As an example in this category, lately I’ve been thinking in particular about a piece published here last November titled “The Displacement of Spiritual Impulses”. Here I suggest that spiritual impulses are innate and universal, and that the current widespread loss of awareness of the spiritual dimensions of human experience (or the compartmentalizing of these dimensions, which has similar effects) can result in the attachment of this human capacity to less-than-worthy objects. What do you suppose happens when the realm of the spirit — call it what you will — long understood to be part of the inner life of humanity, is largely dismissed, effaced, ignored or derided as mere superstition or irrelevant fantasy? I see a risk in this trend. To the extent that we withdraw our attention and awareness from this level of our being — again, perhaps encouraged by living in a culture where many others seem to be doing the same — this withdrawal creates a beachhead for parasitical and colonizing forces to gain access to us and divert that energy toward their own ends. Next thing you know, people are worshipping Hollywood idols and making offerings to corporate logos.

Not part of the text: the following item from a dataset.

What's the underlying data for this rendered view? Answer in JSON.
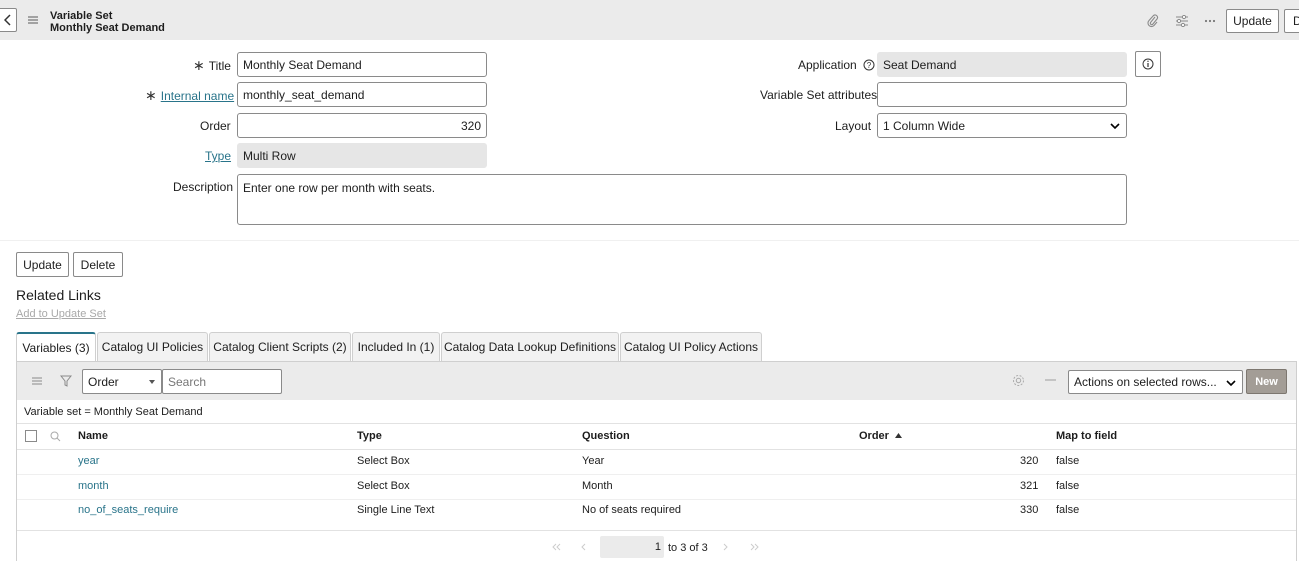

Meanwhile, there sits the piece of writing that explores this. It’s nine months old now, just one among the 93 pieces of writing in the sequence. Taken together, all of this has become a significant body of work, piece by piece.
What I’m gesturing toward in this posting is the connecting theme, the motivation and purpose behind it all, “the thing that connects the things”. My hope is that by bringing awareness to this larger interpretive framework, the apparent hodgepodge in scope, style and content of the pieces published here can resolve into a higher and more meaningful level of coherence.
Exploring inner worlds, outer worlds, and the connections between them — I do my best to stay true to this original mission. Hopefully now you have a better idea why I feel this is worth pursuing.